The Court expressed doubt regarding whether the “manifest disregard of the law standard” survives Hall Street Associates L.L.C., but it chose to evaluate the interim awards under both title 9 United States Code section 10(a)(4) and the manifest disregard of the law test.  ; the course chosen by the Supreme Court in Stolt-Nielsen S.A. v. AnimalFeeds Int’l Corp., supra, 559 U.S. at page —- [130 S.Ct. at page 1768].”  The Court described the manifest disregard standard as follows:

The first element is the arbitrator must know the governing rule of law and refuse to apply it or ignore it.
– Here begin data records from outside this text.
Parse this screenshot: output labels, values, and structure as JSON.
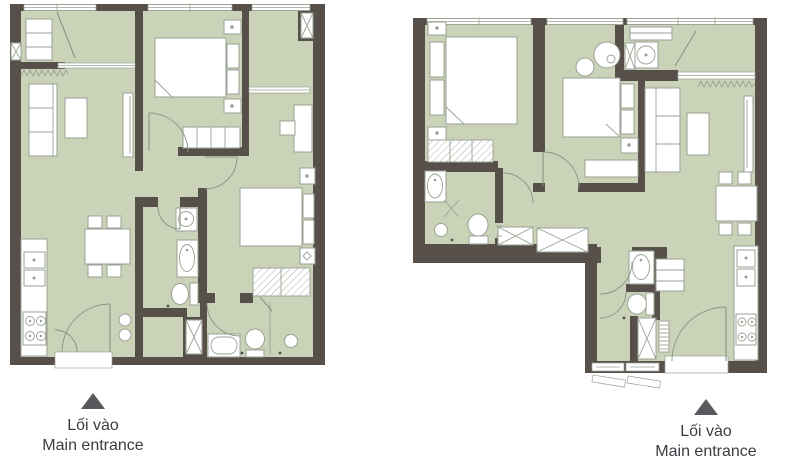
{
  "image": {
    "type": "architectural-floor-plans",
    "plan_count": 2
  },
  "colors": {
    "background": "#ffffff",
    "wall": "#57504a",
    "floor": "#cad2b7",
    "furniture_fill": "#ffffff",
    "furniture_outline": "#9aa294",
    "door_line": "#8a9486",
    "hatch_line": "#a9afa0",
    "window_line": "#9aa294",
    "entrance_marker": "#58595c",
    "label_text": "#3a3d41"
  },
  "plans": [
    {
      "id": "left-apartment",
      "entrance": {
        "marker_icon": "up-triangle-icon",
        "label_vi": "Lối vào",
        "label_en": "Main entrance"
      }
    },
    {
      "id": "right-apartment",
      "entrance": {
        "marker_icon": "up-triangle-icon",
        "label_vi": "Lối vào",
        "label_en": "Main entrance"
      }
    }
  ]
}
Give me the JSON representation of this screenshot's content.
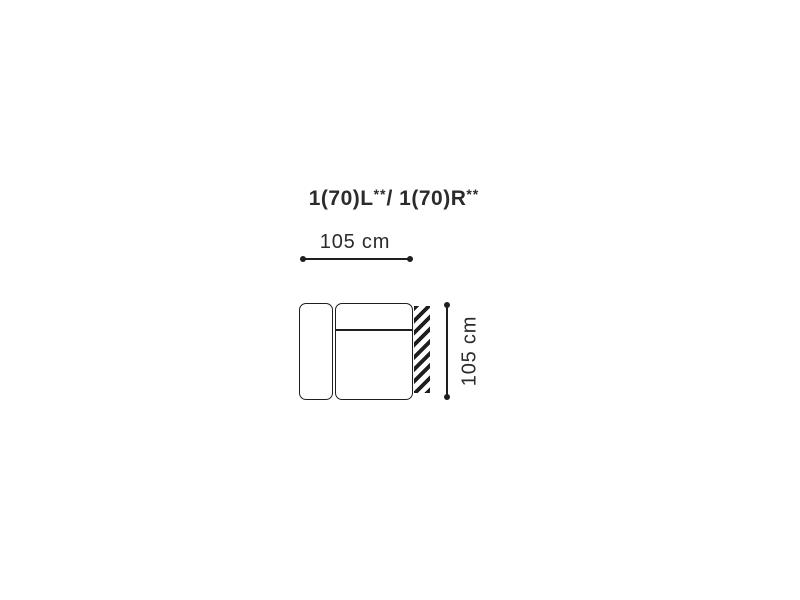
{
  "diagram": {
    "title": {
      "part1": "1(70)L",
      "sup1": "**",
      "part2": "/ 1(70)R",
      "sup2": "**"
    },
    "width_dimension": {
      "label": "105 cm"
    },
    "height_dimension": {
      "label": "105 cm"
    },
    "shapes": {
      "armrest": "sofa-armrest-outline",
      "seat": "sofa-seat-outline",
      "divider": "backrest-divider-line",
      "hatch": "wall-side-hatch-stripes"
    }
  },
  "colors": {
    "background": "#ffffff",
    "line": "#1f1f1f",
    "text": "#2b2b2b"
  }
}
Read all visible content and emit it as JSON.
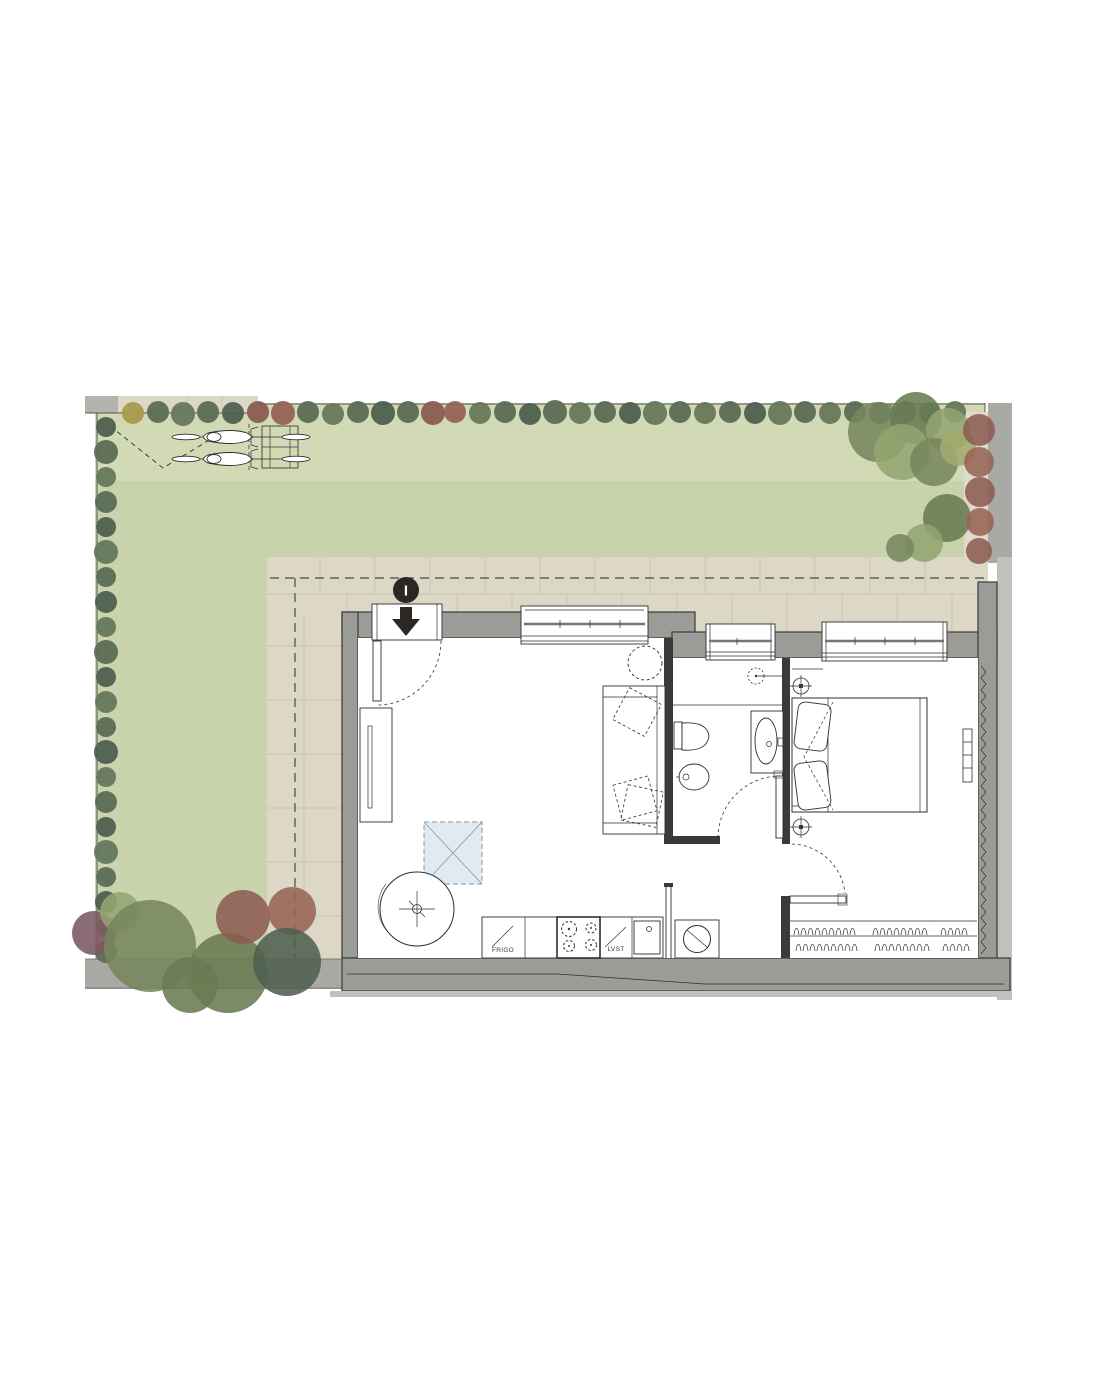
{
  "plan": {
    "entrance": {
      "marker_label": "I"
    },
    "kitchen": {
      "fridge_label": "FRIGO",
      "dishwasher_label": "LVST"
    }
  },
  "colors": {
    "page_bg": "#ffffff",
    "grass": "#ccd6b0",
    "grass_light": "#d6dfbc",
    "grass_dark": "#c4cfa6",
    "paving": "#ddd8c6",
    "paving_joint": "#c6c0ac",
    "paving_gray": "#b3b3af",
    "boundary_gray": "#a9a9a5",
    "boundary_light": "#c0c0bc",
    "wall_gray": "#9b9b97",
    "wall_dark": "#3a3a3a",
    "room_white": "#ffffff",
    "line_dark": "#2f2f2f",
    "glazing_gray": "#77776f",
    "skylight_blue": "#dfeaf2",
    "hedge_green": "#5c6d55",
    "hedge_green_alt": "#66785c",
    "hedge_dark": "#4f6050",
    "hedge_yellow": "#a79a4e",
    "tree_green": "#76865c",
    "tree_green_dark": "#697b52",
    "tree_green_light": "#93a471",
    "tree_olive": "#a4aa6e",
    "tree_red": "#8c5c52",
    "tree_red_light": "#966457",
    "tree_purple": "#7b5661",
    "marker_black": "#2b2724"
  }
}
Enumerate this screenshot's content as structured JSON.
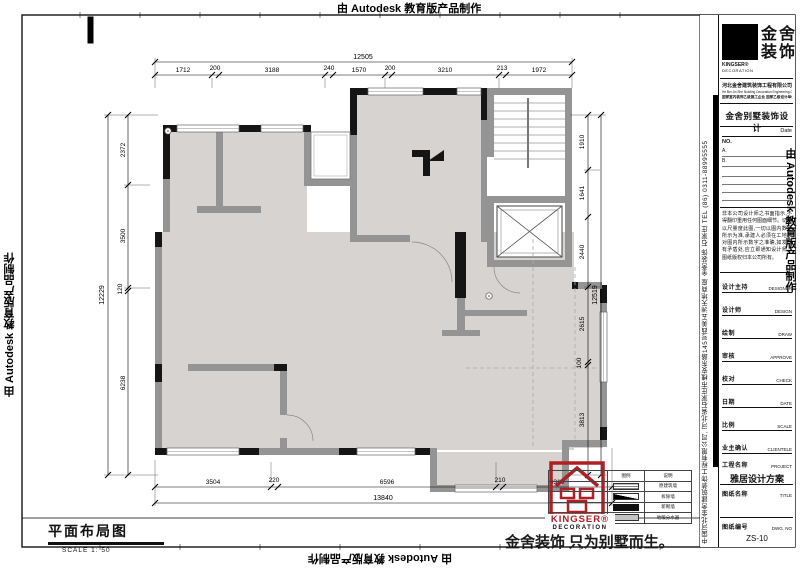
{
  "watermarks": {
    "text": "由 Autodesk 教育版产品制作"
  },
  "title_block": {
    "brand_cn1": "金舍",
    "brand_cn2": "装饰",
    "brand_en": "KINGSER®",
    "brand_en2": "DECORATION",
    "company": "河北金舍建筑装饰工程有限公司",
    "company_en": "He Bei Jin She Building Decoration Engineering Co., Ltd.",
    "qualification": "国家室内装饰乙级施工企业 国家乙级设计单位",
    "design_title": "金舍别墅装饰设计",
    "date_label": "Date",
    "no_label": "NO.",
    "no_rows": [
      "A.",
      "B."
    ],
    "disclaimer": "非本公司设计师之书面指示,不得翻印重用任何图面细节。切勿以尺量度此图,一切以图内数字所示为准,承建人必须在工地核对图内所示数字之准确,如发现有矛盾处,应立即通知设计师。图纸版权归本公司所有。",
    "fields": [
      {
        "label": "设计主持",
        "en": "DESIGNER"
      },
      {
        "label": "设计师",
        "en": "DESIGN"
      },
      {
        "label": "绘制",
        "en": "DRAW"
      },
      {
        "label": "审核",
        "en": "APPROVE"
      },
      {
        "label": "校对",
        "en": "CHECK"
      },
      {
        "label": "日期",
        "en": "DATE"
      },
      {
        "label": "比例",
        "en": "SCALE"
      },
      {
        "label": "业主确认",
        "en": "CLIENTELE"
      },
      {
        "label": "工程名称",
        "en": "PROJECT"
      },
      {
        "label": "图纸名称",
        "en": "TITLE"
      },
      {
        "label": "图纸编号",
        "en": "DWG. NO"
      }
    ],
    "project_value": "雅居设计方案",
    "dwg_no": "ZS-10",
    "address_vertical": "中国河北金舍建筑装饰工程有限公司, 河北省石家庄市槐安东路145号西美五洲天地商座 金舍装饰  石家庄  TEL (86) 0311-88995555"
  },
  "plan": {
    "title": "平面布局图",
    "scale": "SCALE 1: 50",
    "slogan": "金舍装饰 只为别墅而生。",
    "logo_line1": "KINGSER®",
    "logo_line2": "DECORATION",
    "legend": {
      "headers": [
        "图例",
        "说明"
      ],
      "rows": [
        {
          "label": "原建筑墙"
        },
        {
          "label": "拆除墙"
        },
        {
          "label": "新砌墙"
        },
        {
          "label": "地暖分水器"
        }
      ]
    }
  },
  "dimensions": {
    "top": {
      "total": "12505",
      "segments": [
        "1712",
        "200",
        "3188",
        "240",
        "1570",
        "200",
        "3210",
        "213",
        "1972"
      ]
    },
    "bottom": {
      "total": "13840",
      "segments": [
        "3504",
        "220",
        "6596",
        "210",
        "3310"
      ]
    },
    "left": {
      "total": "12229",
      "segments": [
        "2372",
        "3500",
        "120",
        "6238"
      ]
    },
    "right": {
      "total": "12519",
      "segments": [
        "1910",
        "1641",
        "2440",
        "2615",
        "100",
        "3813"
      ]
    }
  }
}
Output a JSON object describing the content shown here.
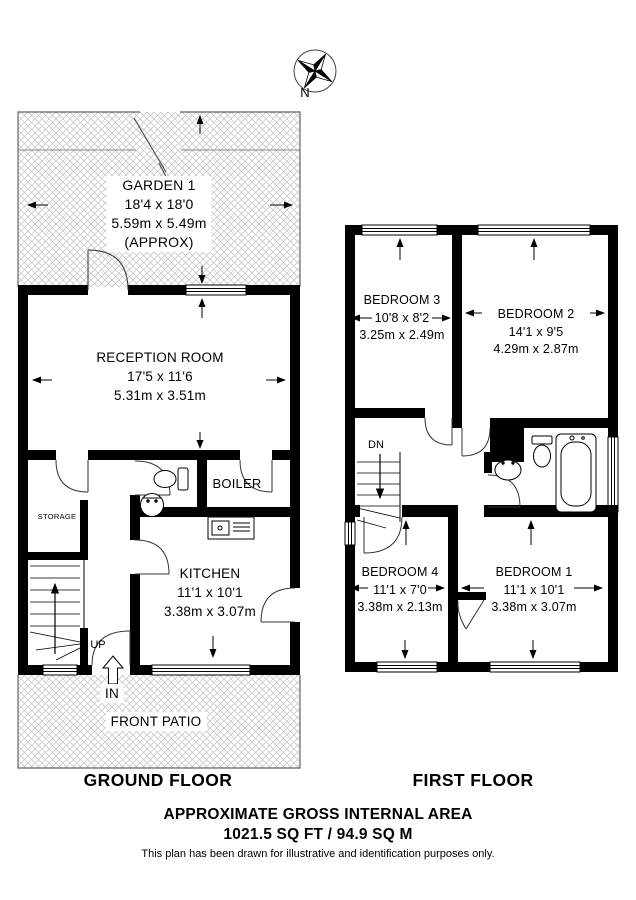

The second element is that the law ignored by the arbitrator is well-defined, explicit, and clearly applicable to the case.

Presiding Justice Paul A. Turner wrote the opinion.  Hon. Sandy R. Kriegler and Hon. Richard M. Mosk concurred.

Defendants and appellants were represented by Caryl L. Boies, Sigrid S. McCawley and Lauren E. Fleischer of Boies, Schiller & Flexner.

Plaintiffs and Respondents were represented by Andrew M. Paley, Gregg A. Fisch and Jennifer Sloane Abramowitz of Seyfarth Shaw.